A final explanatory note for non-patent readers, since more than one person has essentially asked me, "Isn't that what the patent bar is for?" The "patent bar" is really the Examination for Registration to Practice in Patent Cases Before the United States Patent and Trademark Office, and it is not like a state bar exam. All you need to take the patent bar is a bachelor's degree in a technical field, not a J.D., and passing the exam allows you to "prosecute" (i.e., write and submit) patents before the PTO. It does not allow you to litigate patent cases or provide any legal advice—for that, you need to take a state bar exam. To call yourself a "patent attorney," you need to pass both the patent bar and a state bar, but many patent litigators and corporate IP lawyers have not taken the patent bar.
After a number of email and Facebook conversations concerning this post, I wanted to add a few more thoughts:
ReplyDeleteFirst, my last paragraph was meant as no slight to patent agents, who often have advanced technical degrees and industry experience, and who have to be familiar with the complex rules of the Manual of Patent Examining Procedure (MPEP). I don't think patent agents are less qualified than patent litigators who haven't taken the patent bar - they are just differently qualified, and people shouldn't assume that someone graduating from law school with an interest in patent law will be taking the patent bar in lieu of a state bar.
Second, even though I don't think lawyers are embarrassing themselves with lack of patent knowledge (rather, I think the quality of patent practitioners tends to be very high), I sympathize with Seth Chandler's concern that students are choosing which classes to take in law school based on what is tested on the bar.

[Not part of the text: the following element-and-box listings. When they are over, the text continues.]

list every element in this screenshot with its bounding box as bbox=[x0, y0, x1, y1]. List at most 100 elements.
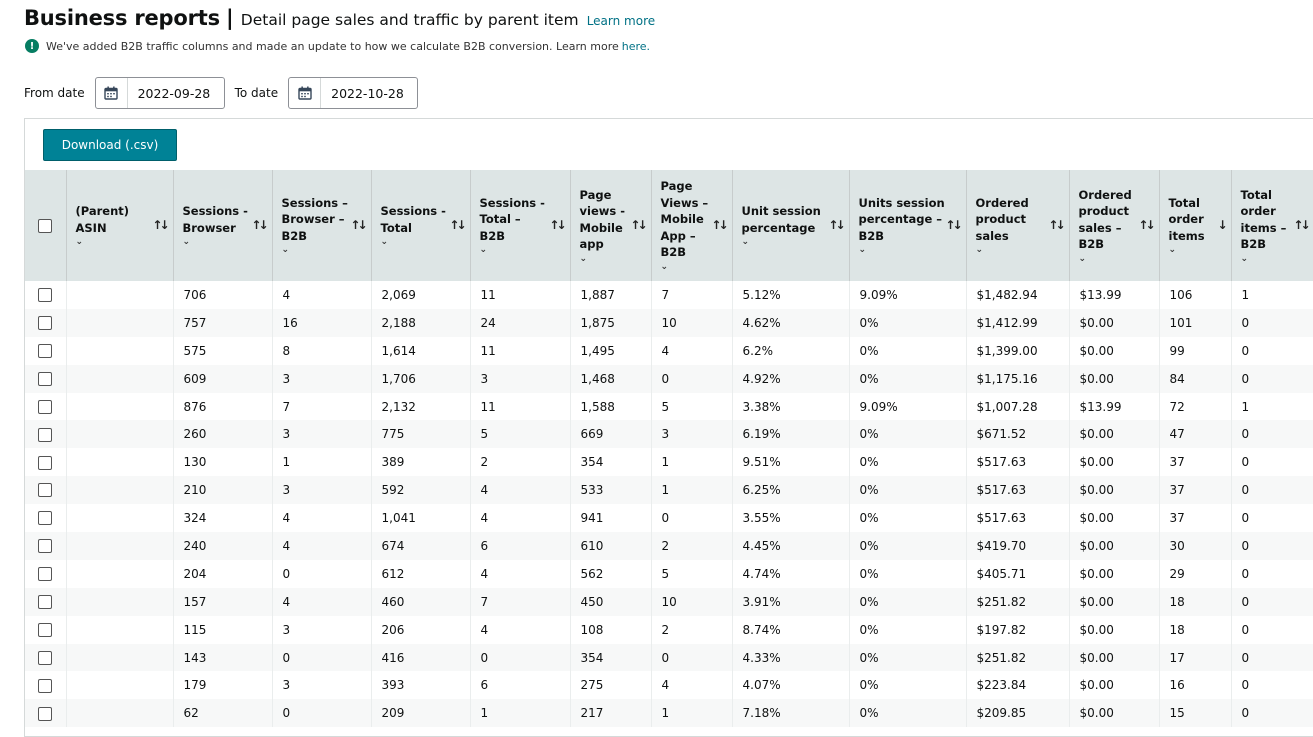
chevron-down-icon[interactable]: ⌄ bbox=[1240, 253, 1249, 264]
table-cell: $251.82 bbox=[966, 643, 1070, 672]
row-checkbox[interactable] bbox=[38, 455, 53, 470]
column-header[interactable]: Sessions - Total ⌄ ↑↓ bbox=[371, 170, 471, 281]
chevron-down-icon[interactable]: ⌄ bbox=[660, 261, 669, 272]
chevron-down-icon[interactable]: ⌄ bbox=[579, 253, 588, 264]
to-date-value[interactable]: 2022-10-28 bbox=[331, 85, 404, 101]
column-header-text: Page bbox=[579, 187, 612, 202]
table-row: 240 4 674 6 610 2 4.45% 0% $419.70 $0.00 30 0 bbox=[25, 532, 1313, 560]
row-checkbox[interactable] bbox=[38, 316, 53, 331]
table-body: 706 4 2,069 11 1,887 7 5.12% 9.09% $1,482.94 $13.… bbox=[25, 281, 1313, 728]
row-checkbox[interactable] bbox=[38, 483, 53, 498]
from-date-value[interactable]: 2022-09-28 bbox=[137, 85, 211, 101]
column-header[interactable]: Unit session percentage ⌄ ↑↓ bbox=[732, 170, 850, 281]
sort-icon[interactable]: ↑↓ bbox=[251, 218, 268, 233]
row-checkbox[interactable] bbox=[38, 594, 53, 609]
table-cell: 4 bbox=[272, 504, 372, 533]
row-checkbox[interactable] bbox=[38, 343, 53, 358]
sort-icon[interactable]: ↑↓ bbox=[350, 218, 367, 233]
sort-icon[interactable]: ↑↓ bbox=[1293, 218, 1310, 233]
table-cell bbox=[66, 392, 174, 421]
table-cell: $405.71 bbox=[966, 559, 1070, 588]
chevron-down-icon[interactable]: ⌄ bbox=[281, 245, 290, 256]
row-checkbox[interactable] bbox=[38, 650, 53, 665]
column-header-text: app bbox=[579, 237, 604, 251]
table-cell: 4 bbox=[272, 532, 372, 560]
chevron-down-icon[interactable]: ⌄ bbox=[1168, 245, 1177, 256]
row-checkbox[interactable] bbox=[38, 371, 53, 386]
calendar-icon[interactable] bbox=[289, 78, 322, 108]
table-cell: 4.45% bbox=[732, 532, 850, 560]
select-all-checkbox[interactable] bbox=[38, 218, 53, 233]
chevron-down-icon[interactable]: ⌄ bbox=[75, 237, 84, 247]
column-header[interactable]: Page Views – Mobile App – B2B ⌄ ↑↓ bbox=[651, 170, 733, 281]
column-header-text: Browser bbox=[182, 220, 236, 235]
column-header[interactable]: Sessions – Browser – B2B ⌄ ↑↓ bbox=[272, 170, 372, 281]
table-cell: 4 bbox=[470, 504, 571, 533]
table-cell: 0 bbox=[1231, 364, 1313, 393]
table-cell: 393 bbox=[371, 671, 471, 700]
row-checkbox[interactable] bbox=[38, 567, 53, 582]
sort-icon[interactable]: ↑↓ bbox=[549, 218, 566, 233]
column-header-text: Total bbox=[380, 220, 412, 235]
column-header[interactable]: Ordered product sales – B2B ⌄ ↑↓ bbox=[1069, 170, 1160, 281]
table-cell: 0 bbox=[1231, 448, 1313, 477]
column-header[interactable]: Sessions - Total – B2B ⌄ ↑↓ bbox=[470, 170, 571, 281]
sort-icon[interactable]: ↓ bbox=[1217, 218, 1227, 233]
chevron-down-icon[interactable]: ⌄ bbox=[479, 245, 488, 256]
sort-icon[interactable]: ↑↓ bbox=[1048, 218, 1065, 233]
table-cell: 157 bbox=[173, 587, 273, 616]
column-header[interactable]: Sessions - Browser ⌄ ↑↓ bbox=[173, 170, 273, 281]
row-checkbox[interactable] bbox=[38, 706, 53, 721]
row-checkbox[interactable] bbox=[38, 399, 53, 414]
table-cell: 592 bbox=[371, 476, 471, 505]
chevron-down-icon[interactable]: ⌄ bbox=[380, 237, 389, 247]
table-cell: 0 bbox=[272, 643, 372, 672]
notice-here-link[interactable]: here. bbox=[621, 39, 651, 53]
info-notice: ! We've added B2B traffic columns and ma… bbox=[25, 39, 650, 53]
table-cell: $13.99 bbox=[1069, 281, 1160, 309]
row-checkbox[interactable] bbox=[38, 622, 53, 637]
row-select-cell bbox=[25, 281, 67, 309]
sort-icon[interactable]: ↑↓ bbox=[449, 218, 466, 233]
table-cell: 4 bbox=[651, 336, 733, 365]
chevron-down-icon[interactable]: ⌄ bbox=[975, 245, 984, 256]
column-header[interactable]: Page views - Mobile app ⌄ ↑↓ bbox=[570, 170, 652, 281]
column-header[interactable]: Ordered product sales ⌄ ↑↓ bbox=[966, 170, 1070, 281]
table-cell: 204 bbox=[173, 559, 273, 588]
column-header[interactable]: (Parent) ASIN ⌄ ↑↓ bbox=[66, 170, 174, 281]
column-header-label: Total order items – B2B ⌄ bbox=[1241, 187, 1287, 265]
table-cell: 240 bbox=[173, 532, 273, 560]
download-csv-button[interactable]: Download (.csv) bbox=[43, 129, 177, 161]
chevron-down-icon[interactable]: ⌄ bbox=[858, 245, 867, 256]
column-header-text: Total bbox=[1168, 195, 1200, 210]
chevron-down-icon[interactable]: ⌄ bbox=[182, 237, 191, 247]
column-header[interactable]: Total order items ⌄ ↓ bbox=[1159, 170, 1232, 281]
column-header[interactable]: Units session percentage – B2B ⌄ ↑↓ bbox=[849, 170, 967, 281]
table-cell: 0 bbox=[1231, 504, 1313, 533]
learn-more-link[interactable]: Learn more bbox=[586, 14, 656, 28]
sort-icon[interactable]: ↑↓ bbox=[711, 218, 728, 233]
to-date-field[interactable]: 2022-10-28 bbox=[288, 77, 419, 109]
sort-icon[interactable]: ↑↓ bbox=[630, 218, 647, 233]
row-checkbox[interactable] bbox=[38, 539, 53, 554]
chevron-down-icon[interactable]: ⌄ bbox=[741, 237, 750, 247]
table-cell bbox=[66, 504, 174, 533]
table-cell: 324 bbox=[173, 504, 273, 533]
row-checkbox[interactable] bbox=[38, 511, 53, 526]
calendar-icon[interactable] bbox=[96, 78, 128, 108]
sort-icon[interactable]: ↑↓ bbox=[152, 218, 169, 233]
table-cell: 4.62% bbox=[732, 308, 850, 337]
row-checkbox[interactable] bbox=[38, 427, 53, 442]
table-cell: 0% bbox=[849, 699, 967, 728]
row-checkbox[interactable] bbox=[38, 678, 53, 693]
chevron-down-icon[interactable]: ⌄ bbox=[1078, 253, 1087, 264]
sort-icon[interactable]: ↑↓ bbox=[1138, 218, 1155, 233]
column-header-text: App – bbox=[660, 228, 696, 243]
column-header-text: Unit session bbox=[741, 204, 821, 218]
sort-icon[interactable]: ↑↓ bbox=[945, 218, 962, 233]
row-checkbox[interactable] bbox=[38, 288, 53, 303]
column-header[interactable]: Total order items – B2B ⌄ ↑↓ bbox=[1231, 170, 1313, 281]
from-date-field[interactable]: 2022-09-28 bbox=[94, 77, 225, 109]
table-cell bbox=[66, 671, 174, 700]
sort-icon[interactable]: ↑↓ bbox=[828, 218, 845, 233]
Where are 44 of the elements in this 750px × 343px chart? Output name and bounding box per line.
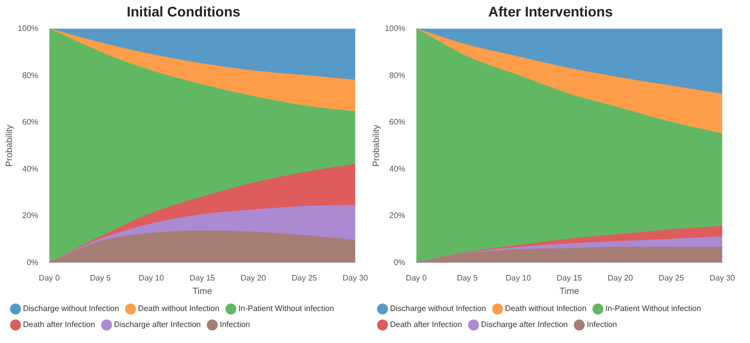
legend-label: In-Patient Without infection: [238, 304, 334, 314]
x-tick-label: Day 15: [556, 274, 583, 283]
legend-label: Discharge after Infection: [481, 320, 568, 330]
x-axis-title: Time: [559, 286, 580, 296]
legend-label: Infection: [220, 320, 250, 330]
x-tick-label: Day 25: [292, 274, 318, 283]
y-axis-title: Probability: [4, 124, 14, 167]
y-tick-label: 60%: [389, 118, 406, 127]
y-tick-label: 80%: [389, 70, 406, 80]
x-tick-label: Day 20: [240, 274, 267, 283]
legend-label: Death without Infection: [505, 304, 586, 314]
x-tick-label: Day 25: [658, 274, 685, 283]
x-tick-label: Day 10: [138, 274, 164, 283]
x-tick-label: Day 0: [38, 274, 60, 283]
x-tick-label: Day 30: [710, 274, 736, 283]
chart-title: After Interventions: [488, 3, 613, 20]
y-tick-label: 40%: [22, 164, 38, 174]
legend-label: Infection: [586, 320, 618, 330]
y-tick-label: 0%: [394, 258, 406, 267]
x-tick-label: Day 0: [406, 274, 428, 283]
y-tick-label: 40%: [389, 164, 406, 174]
y-tick-label: 20%: [389, 211, 406, 220]
chart-title: Initial Conditions: [126, 3, 240, 20]
y-tick-label: 80%: [22, 70, 38, 80]
x-tick-label: Day 5: [456, 274, 478, 283]
x-tick-label: Day 5: [90, 274, 112, 283]
legend-label: In-Patient Without infection: [605, 304, 702, 314]
legend-label: Death after Infection: [390, 320, 462, 330]
y-tick-label: 100%: [384, 24, 406, 34]
x-tick-label: Day 30: [342, 274, 369, 283]
legend-label: Death without Infection: [138, 304, 220, 314]
legend-label: Discharge without Infection: [390, 304, 486, 314]
y-tick-label: 20%: [22, 211, 38, 220]
y-tick-label: 100%: [18, 24, 38, 34]
y-tick-label: 0%: [26, 258, 38, 267]
legend-label: Discharge without Infection: [23, 304, 120, 314]
x-tick-label: Day 15: [190, 274, 216, 283]
y-axis-title: Probability: [370, 124, 381, 167]
legend-label: Discharge after Infection: [114, 320, 201, 330]
x-tick-label: Day 10: [506, 274, 532, 283]
x-tick-label: Day 20: [608, 274, 634, 283]
legend-label: Death after Infection: [23, 320, 96, 330]
x-axis-title: Time: [192, 286, 212, 296]
y-tick-label: 60%: [22, 118, 38, 127]
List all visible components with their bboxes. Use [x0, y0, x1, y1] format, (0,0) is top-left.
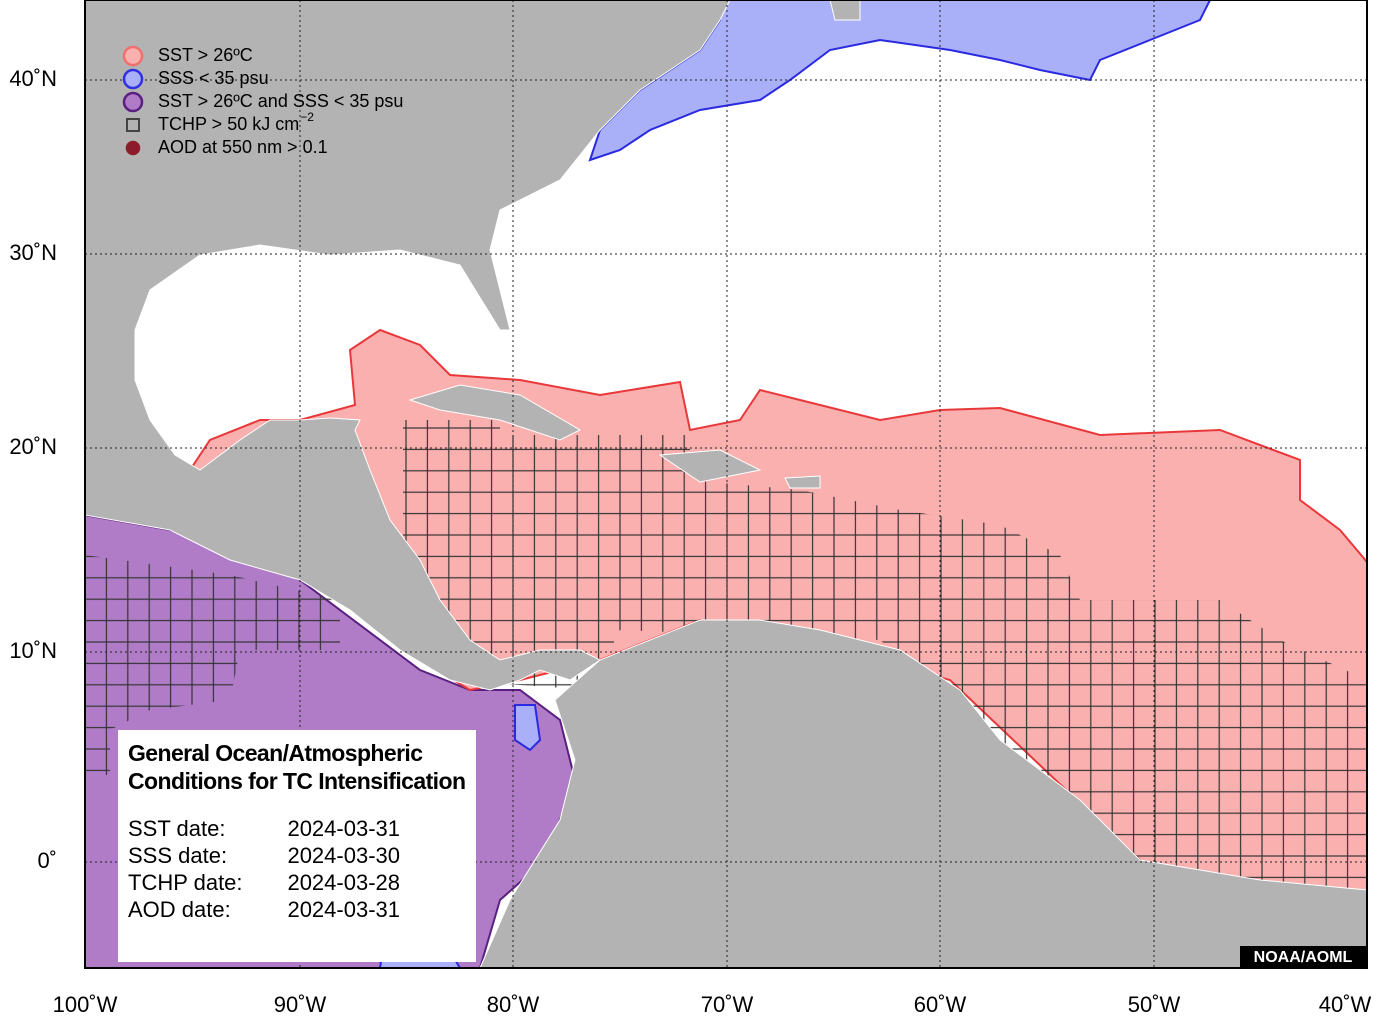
date-value: 2024-03-30 [287, 843, 400, 868]
legend-label: TCHP > 50 kJ cm [158, 114, 299, 134]
lat-label: 0˚ [37, 848, 57, 873]
lon-label: 70˚W [701, 992, 754, 1017]
tchp-region [403, 420, 1367, 920]
lon-label: 50˚W [1128, 992, 1181, 1017]
lon-label: 90˚W [274, 992, 327, 1017]
date-label: TCHP date: [128, 870, 243, 895]
date-value: 2024-03-28 [287, 870, 400, 895]
legend-symbol [125, 140, 141, 156]
legend-label: SST > 26ºC [158, 45, 253, 65]
frame [84, 0, 1368, 969]
credit-box [1240, 946, 1366, 968]
date-label: SSS date: [128, 843, 227, 868]
date-value: 2024-03-31 [287, 897, 400, 922]
graticule [85, 0, 1367, 968]
legend-superscript: −2 [300, 110, 314, 124]
tchp-region [85, 555, 340, 775]
lon-label: 80˚W [487, 992, 540, 1017]
legend-symbol [126, 118, 140, 132]
legend: SST > 26ºC SSS < 35 psu SST > 26ºC and SSS… [122, 45, 403, 157]
info-title: Conditions for TC Intensification [128, 768, 466, 794]
legend-symbol [122, 45, 144, 67]
date-label: AOD date: [128, 897, 231, 922]
legend-symbol [122, 91, 144, 113]
date-label: SST date: [128, 816, 225, 841]
sss-region [514, 704, 542, 752]
lon-label: 60˚W [914, 992, 967, 1017]
land [84, 0, 1368, 969]
legend-label: SST > 26ºC and SSS < 35 psu [158, 91, 403, 111]
legend-label: AOD at 550 nm > 0.1 [158, 137, 328, 157]
lat-label: 40˚N [9, 66, 57, 91]
lat-label: 30˚N [9, 240, 57, 265]
info-box [118, 730, 476, 962]
lon-label: 100˚W [53, 992, 118, 1017]
tick-labels: 40˚N 30˚N 20˚N 10˚N 0˚ 100˚W 90˚W 80˚W 70˚W 60˚W 5… [9, 66, 1371, 1017]
date-value: 2024-03-31 [287, 816, 400, 841]
info-title: General Ocean/Atmospheric [128, 740, 423, 766]
lat-label: 20˚N [9, 434, 57, 459]
credit: NOAA/AOML [1254, 949, 1353, 966]
lat-label: 10˚N [9, 638, 57, 663]
legend-label: SSS < 35 psu [158, 68, 269, 88]
legend-symbol [122, 68, 144, 90]
lon-label: 40˚W [1319, 992, 1372, 1017]
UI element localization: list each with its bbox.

I don't think a student who took Wills but not IP is going to be a "better" lawyer than a student who took IP but not Wills, and I think it is sad if the current system is causing some students to make this choice even though they would prefer IP.
Finally, I recognize concerns that the bar mainly serves as a cartel facilitation mechanism, although I think the people writing bar exams honestly believe the bar serves a more useful purpose. But the point of my post is not about whether we should have bar exams or not - my question is, if we take the bar as a given, is there any principled reason for not testing IP?
Another comment on my martindale.com statistics, in response to feedback from another reader: apparently many torts lawyers don't list "torts" as a practice area. But there are still only 1634 "personal injury" lawyers in NY - fewer than IP lawyers. And my point was simply that IP is hardly an obscure field, especially compared with things like future interests.